Son action est donc recevable et le jugement déféré est confirmé de ce chef.
Sur la manifeste disproportion du cautionnement de M. [H]
M. [H] soutient que le cautionnement consenti était manifestement disproportionné à ce qu’était à cette date sa situation financière, dans la mesure où il était endetté à titre personnel à hauteur de 365 640 euros et à titre professionnel à hauteur de 1 720 764 euros au moins, pour des revenus quarante fois moindres et un patrimoine financier et immobilier qui n’y suffisait pas.
Il soutient que la banque ne peut se prévaloir des fiches de renseignement établies dans la mesure où celles-ci présentaient des anomalies apparentes. Ainsi, la SMC était son unique partenaire financier et elle avait connaissance de tous les emprunts souscrits ou cautionnés auprès d’elle par lui-même quand bien même l’endettement professionnel de M. [H] n’était pas mentionné sur ces fiches précisément parce qu’il était en tout état de cause connu de la banque.

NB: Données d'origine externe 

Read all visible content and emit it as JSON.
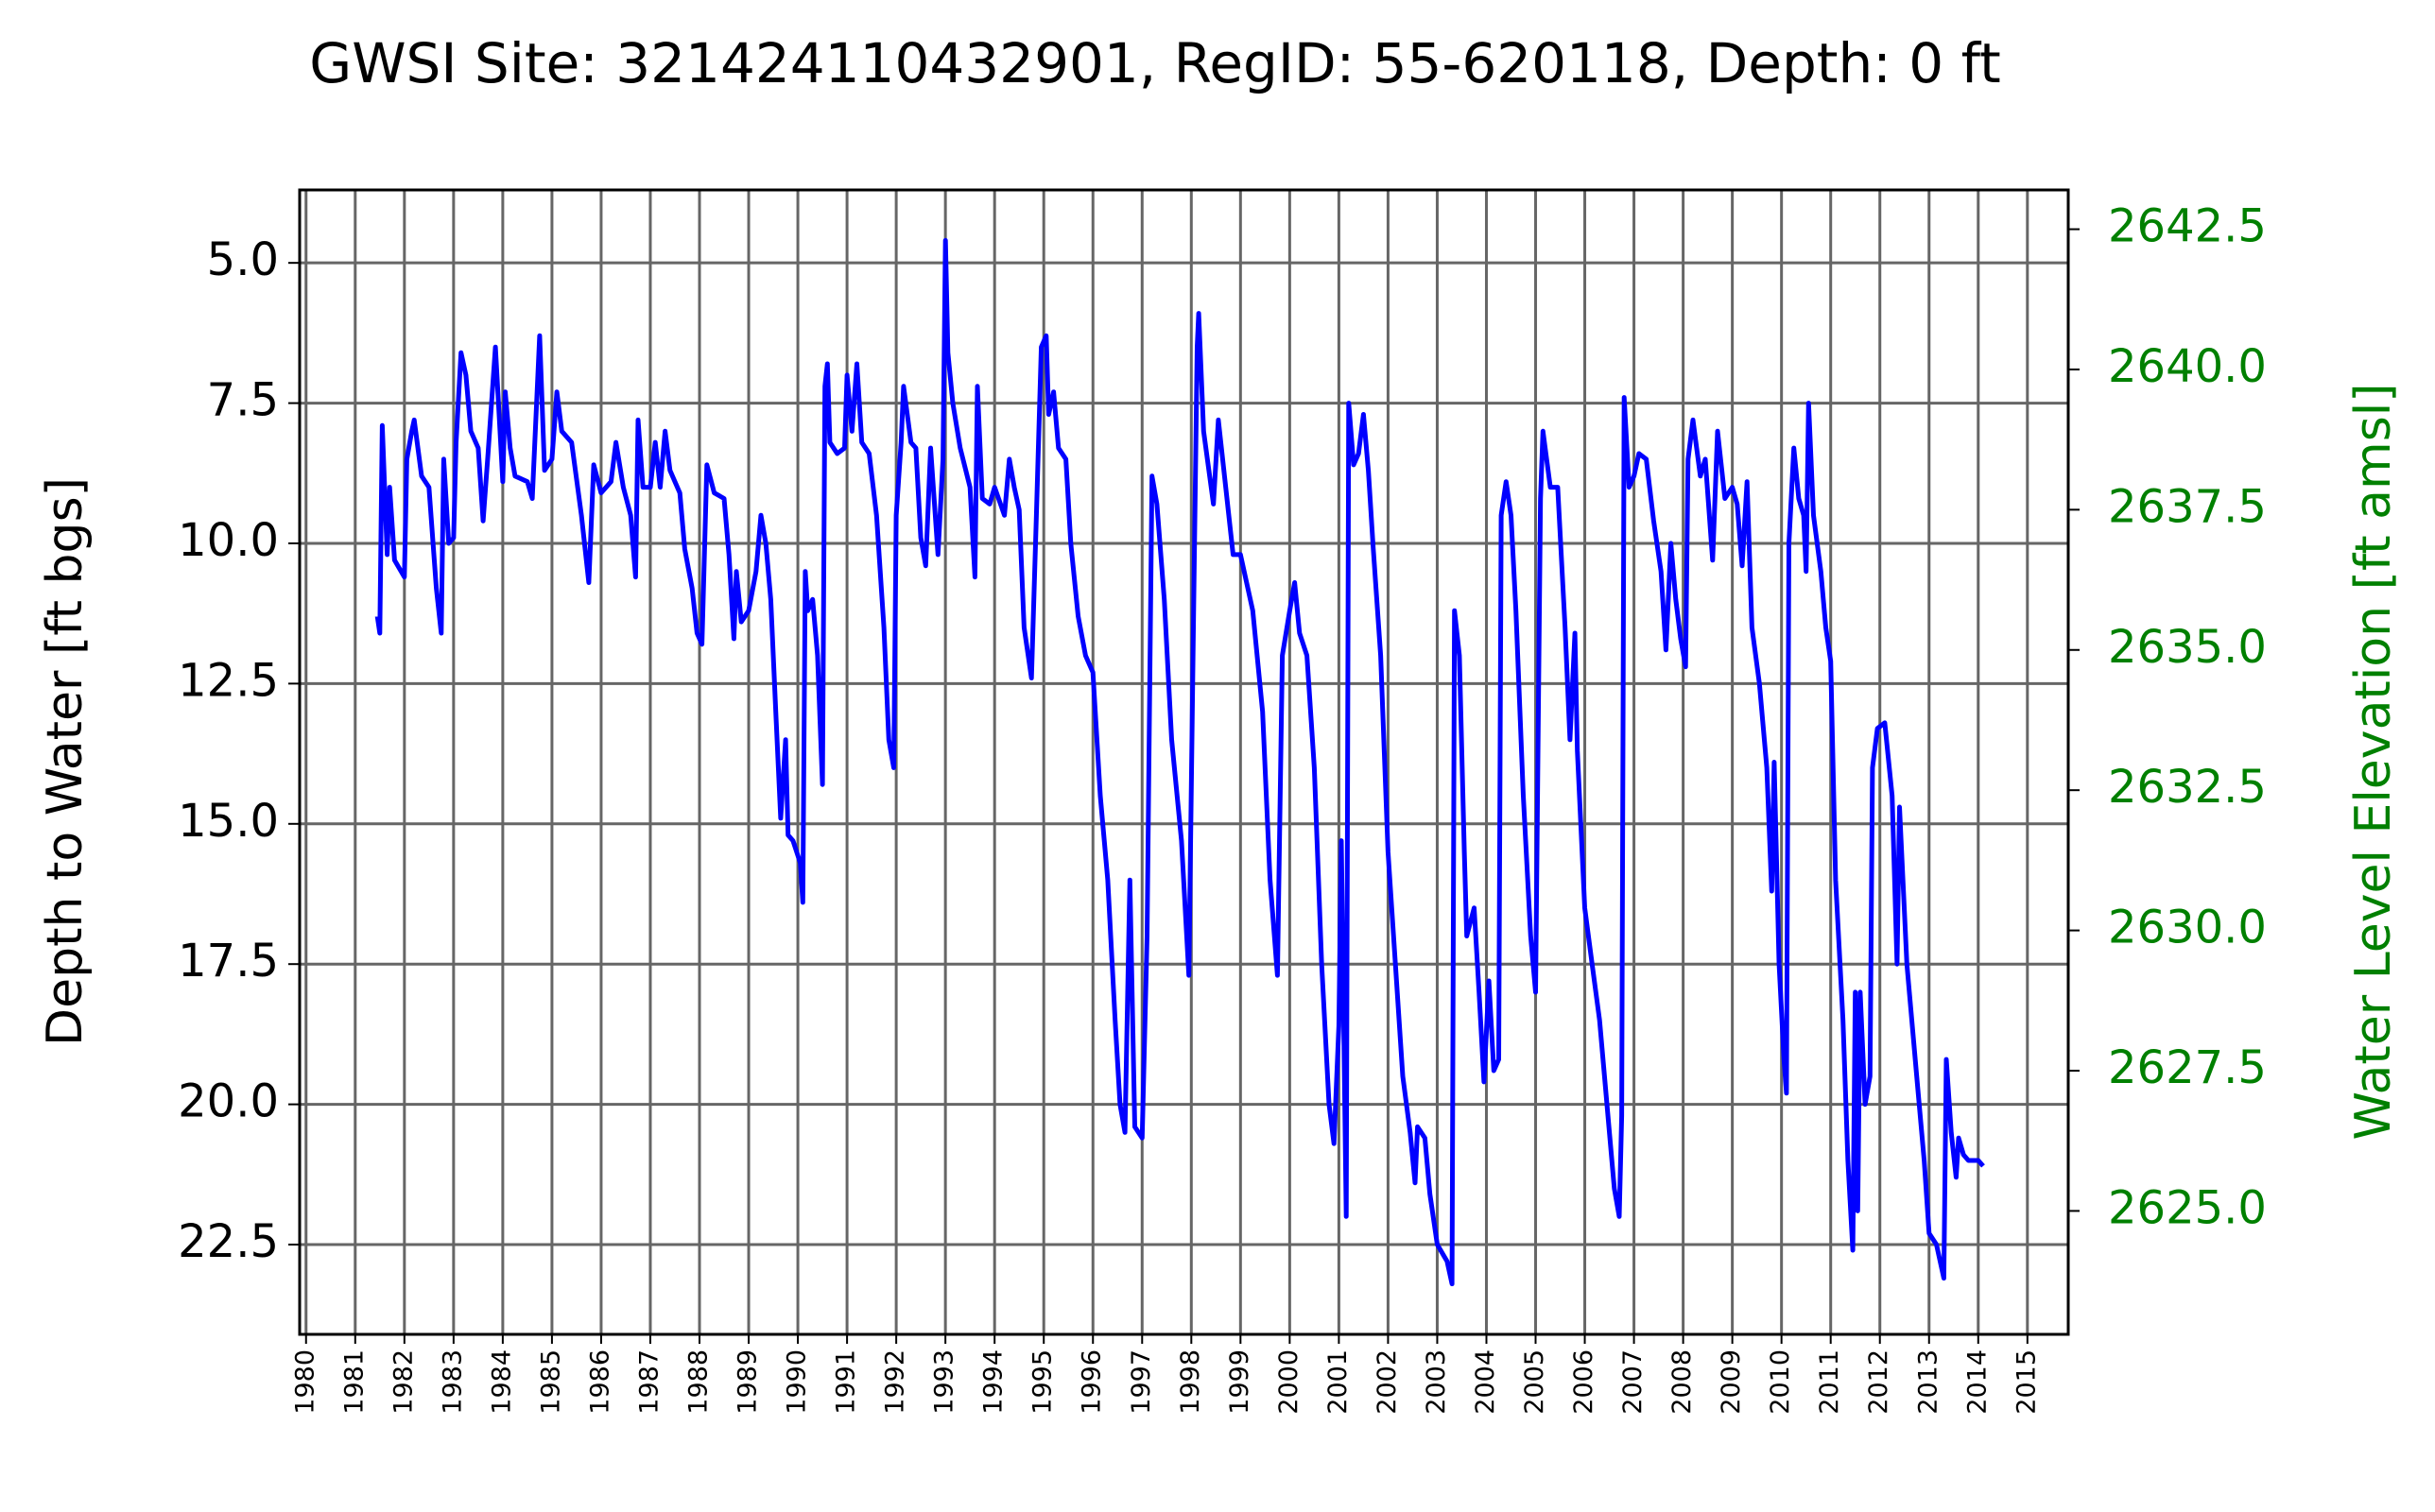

L’appelant ajoute qu’au jour où il a été appelé, la somme qui lui est réclamée représente près d’un an et demi de sa rémunération, qu’il ne dispose plus d’aucune liquidité ni épargne, son endettement global persistant, de sorte que sa situation alors ne lui permettait pas davantage de supporter le cautionnement consenti.
Il précise encore que les sociétés commerciales Amarina et Caps diffusion dont son épouse ou lui sont dirigeants sont en difficulté et que les fonds de commerce qu’elles exploitent sont fermés, que les sociétés Cactus, Bistro del mundo et MCI font l’objet de procédures collectives, et que son épouse et lui sont poursuivis en paiement par d’autres créanciers en leur qualité d’associés aux dettes de leur SCI ou de caution de leur SA Star lease.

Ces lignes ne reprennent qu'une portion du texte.